Nancy Pelosi a déclaré samedi: «Aujourd'hui marque l'aube d'un nouveau jour d'espoir pour l'Amérique.» Dana Milibank a écrit un éditorial dans le Washington Post intitulé « Notre long cauchemar national est terminé. » Depuis plus d'un siècle, les Américains entendent la même rengaine à chaque fois que le pouvoir passe d'un républicain à un démocrate bien que, comme Biden lui-même en a fait la promesse, jamais «rien» ne «change fondamentalement».

La crise de la démocratie américaine cependant, ne provient pas des attributs personnels de Donald Trump. Au contraire, Trump est lui-même l'expression d'une maladie bien plus profonde: le capitalisme.

Des millions de travailleurs et de jeunes cherchent un moyen de faire face aux crises qui dominent les États-Unis et le monde - une pandémie qui échappe à tout contrôle, le chômage de masse, les guerres sans fin, la montée de l'autoritarisme et du fascisme et la dégradation de l'environnement.
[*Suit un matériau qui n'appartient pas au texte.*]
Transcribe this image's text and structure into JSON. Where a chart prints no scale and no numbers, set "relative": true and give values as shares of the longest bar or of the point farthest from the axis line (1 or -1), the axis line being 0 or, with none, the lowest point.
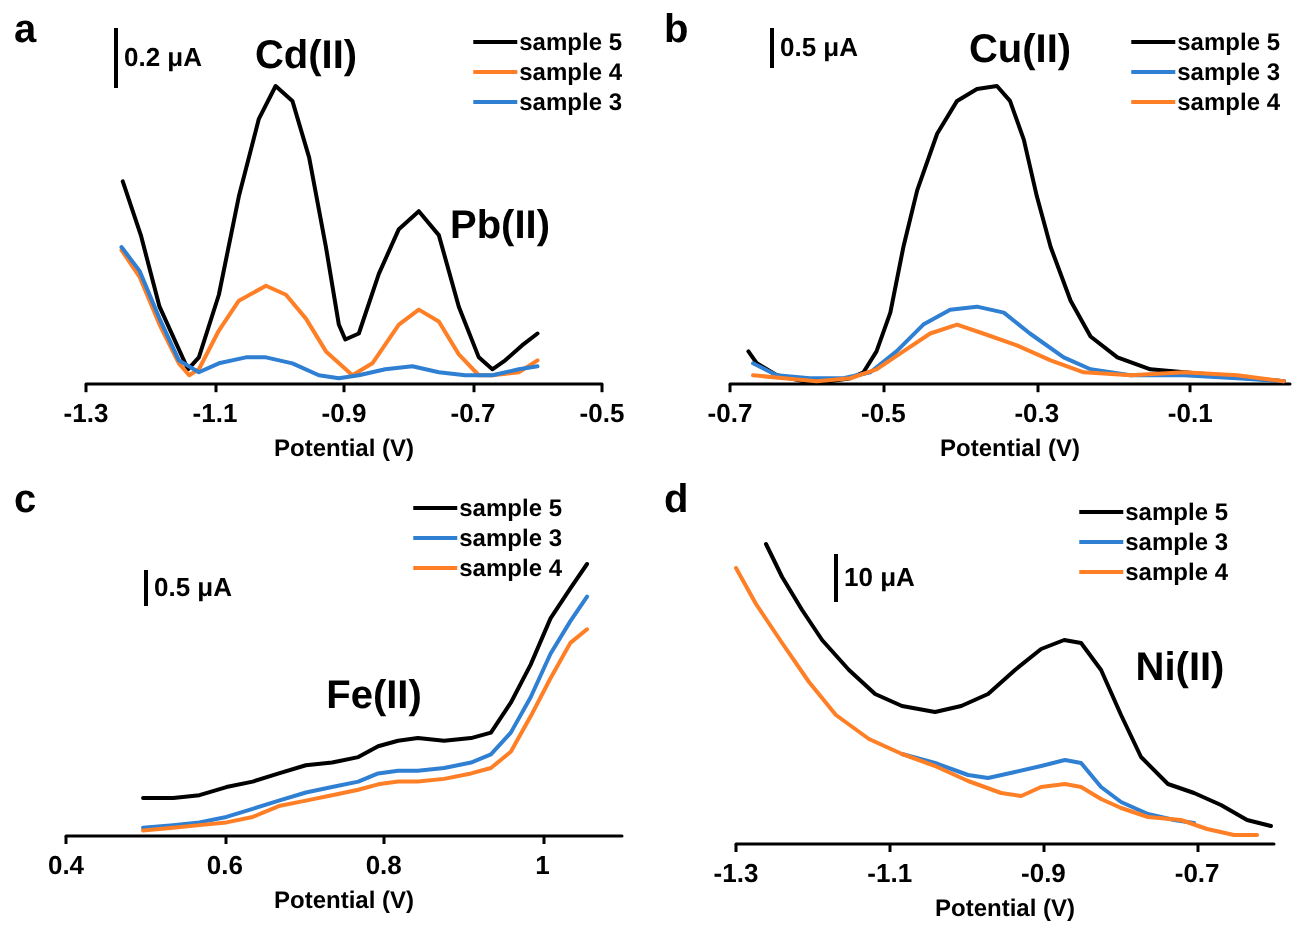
{
  "chart_data": [
    {
      "type": "line",
      "title": "a",
      "xlabel": "Potential (V)",
      "relative": true,
      "xlim": [
        -1.3,
        -0.5
      ],
      "xticks": [
        -1.3,
        -1.1,
        -0.9,
        -0.7,
        -0.5
      ],
      "legend": "top right",
      "marker": "none",
      "annotations": [
        "0.2 μA",
        "Cd(II)",
        "Pb(II)"
      ],
      "series": [
        {
          "name": "sample 5",
          "color": "#000000",
          "x": [
            -1.243,
            -1.215,
            -1.186,
            -1.142,
            -1.125,
            -1.094,
            -1.063,
            -1.032,
            -1.006,
            -0.98,
            -0.954,
            -0.928,
            -0.908,
            -0.898,
            -0.877,
            -0.846,
            -0.815,
            -0.784,
            -0.753,
            -0.722,
            -0.691,
            -0.67,
            -0.65,
            -0.624,
            -0.6
          ],
          "values": [
            0.68,
            0.5,
            0.26,
            0.05,
            0.09,
            0.3,
            0.63,
            0.89,
            1.0,
            0.95,
            0.76,
            0.46,
            0.2,
            0.15,
            0.17,
            0.37,
            0.52,
            0.58,
            0.5,
            0.26,
            0.09,
            0.05,
            0.08,
            0.13,
            0.17
          ]
        },
        {
          "name": "sample 4",
          "color": "#ff7f27",
          "x": [
            -1.245,
            -1.217,
            -1.186,
            -1.156,
            -1.14,
            -1.125,
            -1.094,
            -1.063,
            -1.021,
            -0.99,
            -0.959,
            -0.928,
            -0.887,
            -0.856,
            -0.815,
            -0.784,
            -0.753,
            -0.722,
            -0.691,
            -0.67,
            -0.629,
            -0.6
          ],
          "values": [
            0.45,
            0.36,
            0.2,
            0.07,
            0.03,
            0.05,
            0.18,
            0.28,
            0.33,
            0.3,
            0.22,
            0.11,
            0.03,
            0.07,
            0.2,
            0.25,
            0.21,
            0.1,
            0.03,
            0.03,
            0.04,
            0.08
          ]
        },
        {
          "name": "sample 3",
          "color": "#2f7fd3",
          "x": [
            -1.245,
            -1.217,
            -1.186,
            -1.156,
            -1.125,
            -1.094,
            -1.052,
            -1.021,
            -0.98,
            -0.939,
            -0.908,
            -0.877,
            -0.836,
            -0.794,
            -0.753,
            -0.712,
            -0.67,
            -0.629,
            -0.6
          ],
          "values": [
            0.46,
            0.38,
            0.22,
            0.08,
            0.04,
            0.07,
            0.09,
            0.09,
            0.07,
            0.03,
            0.02,
            0.03,
            0.05,
            0.06,
            0.04,
            0.03,
            0.03,
            0.05,
            0.06
          ]
        }
      ]
    },
    {
      "type": "line",
      "title": "b",
      "xlabel": "Potential (V)",
      "relative": true,
      "xlim": [
        -0.7,
        0.03
      ],
      "xticks": [
        -0.7,
        -0.5,
        -0.3,
        -0.1
      ],
      "legend": "top right",
      "marker": "none",
      "annotations": [
        "0.5 μA",
        "Cu(II)"
      ],
      "series": [
        {
          "name": "sample 5",
          "color": "#000000",
          "x": [
            -0.676,
            -0.665,
            -0.639,
            -0.604,
            -0.57,
            -0.543,
            -0.526,
            -0.509,
            -0.491,
            -0.474,
            -0.456,
            -0.43,
            -0.404,
            -0.378,
            -0.352,
            -0.335,
            -0.317,
            -0.3,
            -0.282,
            -0.256,
            -0.23,
            -0.195,
            -0.152,
            -0.108,
            -0.065,
            -0.021,
            0.022
          ],
          "values": [
            0.11,
            0.07,
            0.03,
            0.01,
            0.01,
            0.02,
            0.04,
            0.11,
            0.24,
            0.46,
            0.65,
            0.84,
            0.95,
            0.99,
            1.0,
            0.95,
            0.82,
            0.63,
            0.46,
            0.28,
            0.16,
            0.09,
            0.05,
            0.04,
            0.03,
            0.02,
            0.01
          ]
        },
        {
          "name": "sample 3",
          "color": "#2f7fd3",
          "x": [
            -0.67,
            -0.639,
            -0.596,
            -0.552,
            -0.517,
            -0.483,
            -0.448,
            -0.413,
            -0.378,
            -0.343,
            -0.309,
            -0.265,
            -0.23,
            -0.178,
            -0.108,
            -0.039,
            0.022
          ],
          "values": [
            0.07,
            0.03,
            0.02,
            0.02,
            0.04,
            0.11,
            0.2,
            0.25,
            0.26,
            0.24,
            0.17,
            0.09,
            0.05,
            0.03,
            0.03,
            0.02,
            0.01
          ]
        },
        {
          "name": "sample 4",
          "color": "#ff7f27",
          "x": [
            -0.67,
            -0.63,
            -0.587,
            -0.543,
            -0.509,
            -0.474,
            -0.439,
            -0.404,
            -0.37,
            -0.326,
            -0.282,
            -0.239,
            -0.178,
            -0.108,
            -0.039,
            0.022
          ],
          "values": [
            0.03,
            0.02,
            0.01,
            0.02,
            0.05,
            0.11,
            0.17,
            0.2,
            0.17,
            0.13,
            0.08,
            0.04,
            0.03,
            0.04,
            0.03,
            0.01
          ]
        }
      ]
    },
    {
      "type": "line",
      "title": "c",
      "xlabel": "Potential (V)",
      "relative": true,
      "xlim": [
        0.4,
        1.1
      ],
      "xticks": [
        0.4,
        0.6,
        0.8,
        1
      ],
      "legend": "top right",
      "marker": "none",
      "annotations": [
        "0.5 μA",
        "Fe(II)"
      ],
      "series": [
        {
          "name": "sample 5",
          "color": "#000000",
          "x": [
            0.497,
            0.535,
            0.568,
            0.602,
            0.635,
            0.668,
            0.702,
            0.735,
            0.768,
            0.793,
            0.818,
            0.843,
            0.876,
            0.91,
            0.935,
            0.96,
            0.985,
            1.01,
            1.035,
            1.056
          ],
          "values": [
            0.14,
            0.14,
            0.15,
            0.18,
            0.2,
            0.23,
            0.26,
            0.27,
            0.29,
            0.33,
            0.35,
            0.36,
            0.35,
            0.36,
            0.38,
            0.49,
            0.63,
            0.8,
            0.91,
            1.0
          ]
        },
        {
          "name": "sample 3",
          "color": "#2f7fd3",
          "x": [
            0.497,
            0.535,
            0.568,
            0.602,
            0.635,
            0.668,
            0.702,
            0.735,
            0.768,
            0.793,
            0.818,
            0.843,
            0.876,
            0.91,
            0.935,
            0.96,
            0.985,
            1.01,
            1.035,
            1.056
          ],
          "values": [
            0.03,
            0.04,
            0.05,
            0.07,
            0.1,
            0.13,
            0.16,
            0.18,
            0.2,
            0.23,
            0.24,
            0.24,
            0.25,
            0.27,
            0.3,
            0.38,
            0.51,
            0.67,
            0.79,
            0.88
          ]
        },
        {
          "name": "sample 4",
          "color": "#ff7f27",
          "x": [
            0.497,
            0.535,
            0.568,
            0.602,
            0.635,
            0.668,
            0.702,
            0.735,
            0.768,
            0.793,
            0.818,
            0.843,
            0.876,
            0.91,
            0.935,
            0.96,
            0.985,
            1.01,
            1.035,
            1.056
          ],
          "values": [
            0.02,
            0.03,
            0.04,
            0.05,
            0.07,
            0.11,
            0.13,
            0.15,
            0.17,
            0.19,
            0.2,
            0.2,
            0.21,
            0.23,
            0.25,
            0.31,
            0.44,
            0.58,
            0.71,
            0.76
          ]
        }
      ]
    },
    {
      "type": "line",
      "title": "d",
      "xlabel": "Potential (V)",
      "relative": true,
      "xlim": [
        -1.3,
        -0.6
      ],
      "xticks": [
        -1.3,
        -1.1,
        -0.9,
        -0.7
      ],
      "legend": "top right",
      "marker": "none",
      "annotations": [
        "10 μA",
        "Ni(II)"
      ],
      "series": [
        {
          "name": "sample 5",
          "color": "#000000",
          "x": [
            -1.261,
            -1.24,
            -1.214,
            -1.188,
            -1.153,
            -1.119,
            -1.084,
            -1.041,
            -1.007,
            -0.972,
            -0.937,
            -0.903,
            -0.873,
            -0.851,
            -0.825,
            -0.799,
            -0.773,
            -0.738,
            -0.704,
            -0.669,
            -0.635,
            -0.604
          ],
          "values": [
            1.0,
            0.89,
            0.78,
            0.68,
            0.58,
            0.5,
            0.46,
            0.44,
            0.46,
            0.5,
            0.58,
            0.65,
            0.68,
            0.67,
            0.58,
            0.43,
            0.29,
            0.2,
            0.17,
            0.13,
            0.08,
            0.06
          ]
        },
        {
          "name": "sample 3",
          "color": "#2f7fd3",
          "x": [
            -1.084,
            -1.041,
            -0.998,
            -0.972,
            -0.937,
            -0.903,
            -0.872,
            -0.851,
            -0.825,
            -0.799,
            -0.764,
            -0.73,
            -0.704
          ],
          "values": [
            0.3,
            0.27,
            0.23,
            0.22,
            0.24,
            0.26,
            0.28,
            0.27,
            0.19,
            0.14,
            0.1,
            0.08,
            0.07
          ]
        },
        {
          "name": "sample 4",
          "color": "#ff7f27",
          "x": [
            -1.3,
            -1.274,
            -1.24,
            -1.205,
            -1.17,
            -1.127,
            -1.084,
            -1.041,
            -0.998,
            -0.955,
            -0.929,
            -0.903,
            -0.872,
            -0.851,
            -0.825,
            -0.799,
            -0.764,
            -0.721,
            -0.687,
            -0.652,
            -0.622
          ],
          "values": [
            0.92,
            0.8,
            0.67,
            0.54,
            0.43,
            0.35,
            0.3,
            0.26,
            0.21,
            0.17,
            0.16,
            0.19,
            0.2,
            0.19,
            0.15,
            0.12,
            0.09,
            0.08,
            0.05,
            0.03,
            0.03
          ]
        }
      ]
    }
  ]
}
Cela ne peut trouver une issue dans le cadre du Parti démocrate, comme le prétendent des groupes comme les Socialistes démocratiques d’Amérique ou le magazine Jacobin. David Sirota de Jacobin aécrit vendredi que la victoire de Biden était « indéniablement une bonne nouvelle » et qu'elle signalait que les choses «pourraient changer pour le mieux, si nous sommes prêts à nous mettre au travail» et si on applique «la pression des progressistes».

L'affirmation qu’un gouvernement Biden créera un «espace» pour des réformes sociales est un mensonge. Un gouvernement Biden sera un gouvernement d'austérité et de militarisme, de collaboration avec le Parti républicain, qui créera les meilleures conditions pour que l'extrême droite continue de grandir.

La lutte à venir doit s’orienter vers le développement d'un véritable mouvement socialiste, indépendant et opposé au Parti démocrate et à un gouvernement Biden, basé sur l'unité des travailleurs de toutes ethnicités et nationalités contre les deux partis de l'aristocratie financière.